Greg wore his own standard cotton knit long sleeve undershirt and black slacks under the tunic, and no one was the wiser. 🙂
Bracers and Shoulder Guards
Fake vinyl makes good armor in a short amount of time. I tried to complete the greaves (or boot covers), but finding the right shape for each piece was taking too long (and I was working at 1am the night before ECCC). I was not in the right mindset to take on that challenge.
Using a 9×12 inch piece of paper, I sketched the shape of the shoulder guards (and I’ve seemingly lost track of that pattern template). Brown bias tape (self made from the same scrap fabric I used for the brown collar) was used for the lines on the armor. It also helped me conceal the white fuzzy edges of the fake vinyl.
For the bracers take the following measurements:
- Circumference of upper forearm (just below elbow)
- Circumference of wrist
- Length of forearm (between the two preceding measurements)
- Distance from wrist to base of fingers (flap over hands below is 4 x 4.5 inches, with curved corners)
- The stretchy nature of the cotton twill fabric used for the tunic and front panel caused the button holes to be larger than I intended. We had to wrap pipe cleaners around the button shanks to prevent them from falling out of the button holes.

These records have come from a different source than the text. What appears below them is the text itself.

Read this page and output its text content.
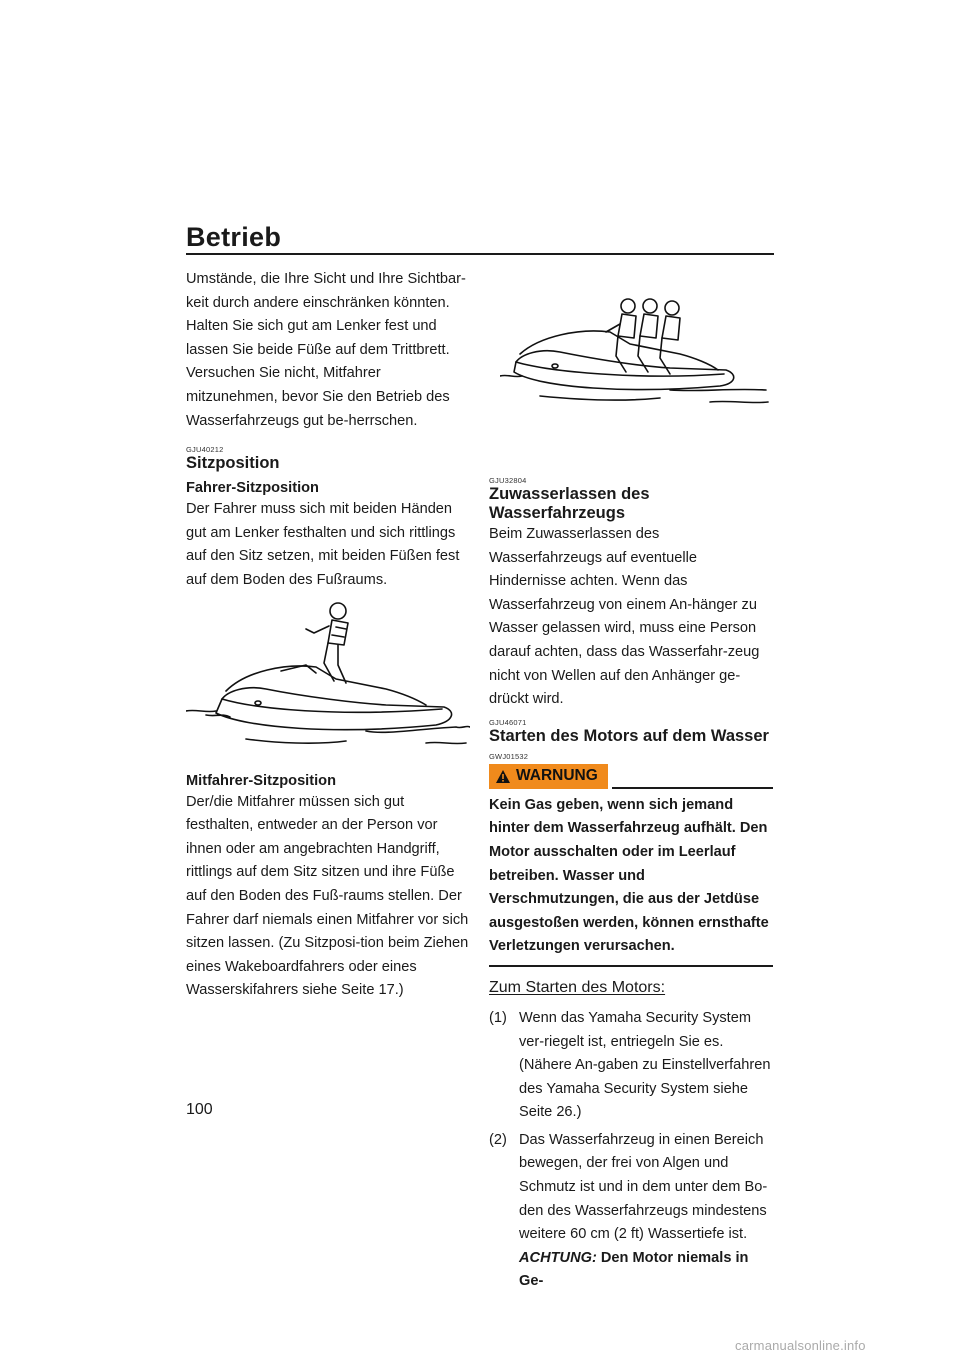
Betrieb

Umstände, die Ihre Sicht und Ihre Sichtbar-keit durch andere einschränken könnten. Halten Sie sich gut am Lenker fest und lassen Sie beide Füße auf dem Trittbrett. Versuchen Sie nicht, Mitfahrer mitzunehmen, bevor Sie den Betrieb des Wasserfahrzeugs gut be-herrschen.

GJU40212
Sitzposition
Fahrer-Sitzposition

Der Fahrer muss sich mit beiden Händen gut am Lenker festhalten und sich rittlings auf den Sitz setzen, mit beiden Füßen fest auf dem Boden des Fußraums.

Mitfahrer-Sitzposition

Der/die Mitfahrer müssen sich gut festhalten, entweder an der Person vor ihnen oder am angebrachten Handgriff, rittlings auf dem Sitz sitzen und ihre Füße auf den Boden des Fuß-raums stellen. Der Fahrer darf niemals einen Mitfahrer vor sich sitzen lassen. (Zu Sitzposi-tion beim Ziehen eines Wakeboardfahrers oder eines Wasserskifahrers siehe Seite 17.)

GJU32804
Zuwasserlassen des Wasserfahrzeugs

Beim Zuwasserlassen des Wasserfahrzeugs auf eventuelle Hindernisse achten. Wenn das Wasserfahrzeug von einem An-hänger zu Wasser gelassen wird, muss eine Person darauf achten, dass das Wasserfahr-zeug nicht von Wellen auf den Anhänger ge-drückt wird.

GJU46071
Starten des Motors auf dem Wasser
GWJ01532
WARNUNG

Kein Gas geben, wenn sich jemand hinter dem Wasserfahrzeug aufhält. Den Motor ausschalten oder im Leerlauf betreiben. Wasser und Verschmutzungen, die aus der Jetdüse ausgestoßen werden, können ernsthafte Verletzungen verursachen.

Zum Starten des Motors:
(1) Wenn das Yamaha Security System ver-riegelt ist, entriegeln Sie es. (Nähere An-gaben zu Einstellverfahren des Yamaha Security System siehe Seite 26.)
(2) Das Wasserfahrzeug in einen Bereich bewegen, der frei von Algen und Schmutz ist und in dem unter dem Bo-den des Wasserfahrzeugs mindestens weitere 60 cm (2 ft) Wassertiefe ist.
ACHTUNG: Den Motor niemals in Ge-
100
carmanualsonline.info
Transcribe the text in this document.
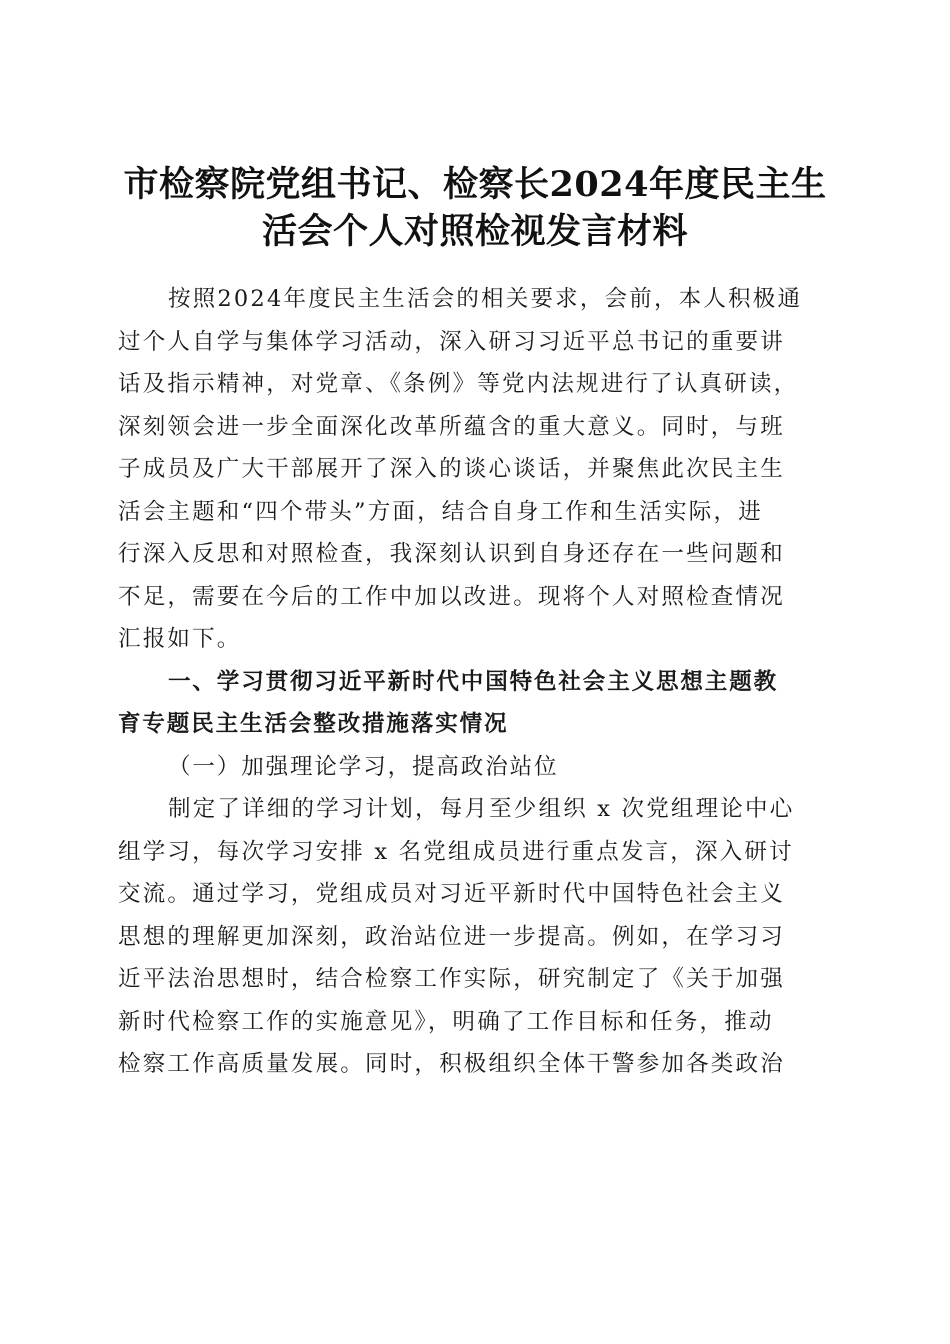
市检察院党组书记、检察长2024年度民主生
活会个人对照检视发言材料

按照2024年度民主生活会的相关要求，会前，本人积极通
过个人自学与集体学习活动，深入研习习近平总书记的重要讲
话及指示精神，对党章、《条例》等党内法规进行了认真研读，
深刻领会进一步全面深化改革所蕴含的重大意义。同时，与班
子成员及广大干部展开了深入的谈心谈话，并聚焦此次民主生
活会主题和“四个带头”方面，结合自身工作和生活实际，进
行深入反思和对照检查，我深刻认识到自身还存在一些问题和
不足，需要在今后的工作中加以改进。现将个人对照检查情况
汇报如下。

一、学习贯彻习近平新时代中国特色社会主义思想主题教
育专题民主生活会整改措施落实情况

（一）加强理论学习，提高政治站位

制定了详细的学习计划，每月至少组织 x 次党组理论中心
组学习，每次学习安排 x 名党组成员进行重点发言，深入研讨
交流。通过学习，党组成员对习近平新时代中国特色社会主义
思想的理解更加深刻，政治站位进一步提高。例如，在学习习
近平法治思想时，结合检察工作实际，研究制定了《关于加强
新时代检察工作的实施意见》，明确了工作目标和任务，推动
检察工作高质量发展。同时，积极组织全体干警参加各类政治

- Accomodate for more movement ease in the bracers and reduce the length so it doesn’t bump into the elbows.
- One day I will take another stab at greaves.
Costume creation is getting easier as I build up my collection of pattern templates that fit myself and Greg. I need to spend some time transferring many of these patterns onto thicker drawing paper so they are easier to access and less prone to tearing every time I unfold them. My cat has a love for tissue paper, which she demonstrates by leaving bit marks in my patterns.
For those of you in the Seattle Area, I am told that there will be a Legend of Korra group cosplay at Sakura-Con. I am not sure I will be able to attend, but I am sure it is going to be fun!